Gisela hendak pergi dari sana, tetapi Stevani langsung menahan dengan mencengkeram kuat lengan Gisela sampai wanita itu meringis.
"Kamu bilang apa!" bentak Stevani tidak terima.
"Tidak." Gisela tidak lagi takut. Ia menyingkirkan tangan Stevani dari lengannya dengan gerakan cukup kasar.
"Aku yang lebih dulu menyentuhnya!" Stevani sengaja mengeraskan suaranya untuk menarik perhatian dari berbagai pengunjung di sana. Abram pun berusaha untuk menyudahi semua ini, tetapi Stevani masih tidak mau beranjak dari sana.
"Ya. Ambilah, Nona. Saya bisa memilih model yang lain. Mungkin yang lebih berkelas daripada ini," ucap Gisela. Begitu tenang dan justru Stevani yang memanas sendiri.
"Sepatu berkelas pun, tidak akan pantas dipakai wanita kampungan sepertimu!" hina Stevani. Menunjuk wajah Gisela. Abram pun berusaha mengajak pergi, tetapi Stevani menolak dan bahkan menyingkirkan tangan Abram dengan kasar.
"Lalu seperti apa wanita berkelas itu? Yang seperti Anda? Setahu saya wanita berkelas itu tidak akan pernah merebut milik orang lain. Apalagi sampai merusak rumah tangga orang lain." Gisela tersenyum sinis ketika melihat Stevani yang terdiam. Wajah Stevani mulai memucat. Akan tetapi, ia berusaha untuk tidak terlihat takut di depan Gisela.
"Kamu yang merebut Abram dariku!" Stevani berusaha membela diri. Bahkan, ia sengaja berdrama untuk menarik simpati orang-orang.
"Aku tidak merebutnya. Tapi, lelaki ini yang tidak mau jujur. Mana aku tahu kalau dia punya kekasih. Lagi pula, kalau dia lelaki baik-baik mana mungkin mau menikah dengan wanita lain ketika dirinya memiliki kekasih. Mungkin—"

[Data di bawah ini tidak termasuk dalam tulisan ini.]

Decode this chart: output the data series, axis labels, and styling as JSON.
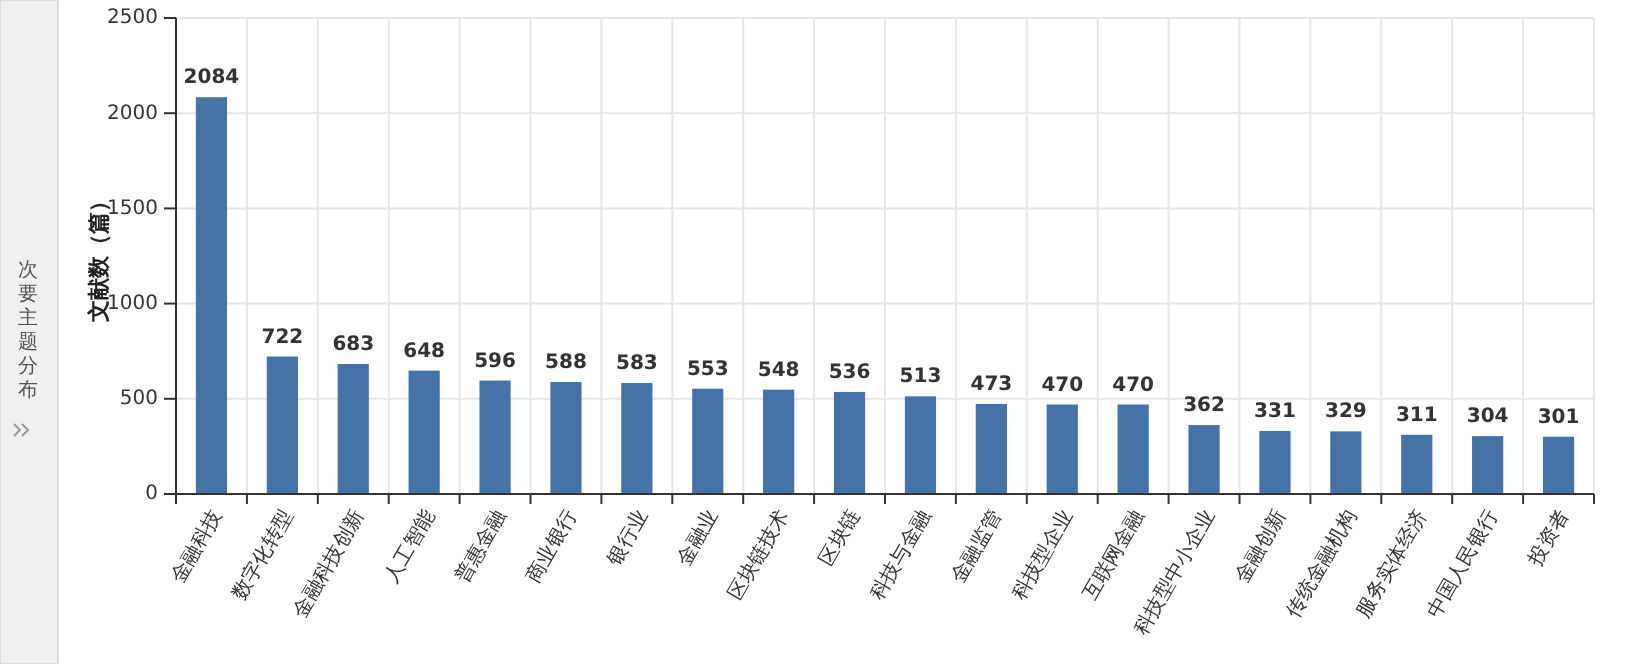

"Mungkin apa!" Abram pun mulai naik darah. Sungguh, dia tidak menyangka jika Gisela akan seberani itu kepadanya.
"Ah, tidak jadi. Aku lupa belum mengucapkan selamat kepada kalian. Selamat atas pernikahan kalian dan semoga bayinya selalu sehat dan kelak menjadi anak yang baik, tidak seperti orang tuanya," sindir Gisela.
Plak!
Sebuah tamparan mendarat di pipi Gisela setelah mengucap kalimat itu. Ia mendongak dan menatap Abram yang sedang melayangkan tatapan penuh kebencian kepadanya.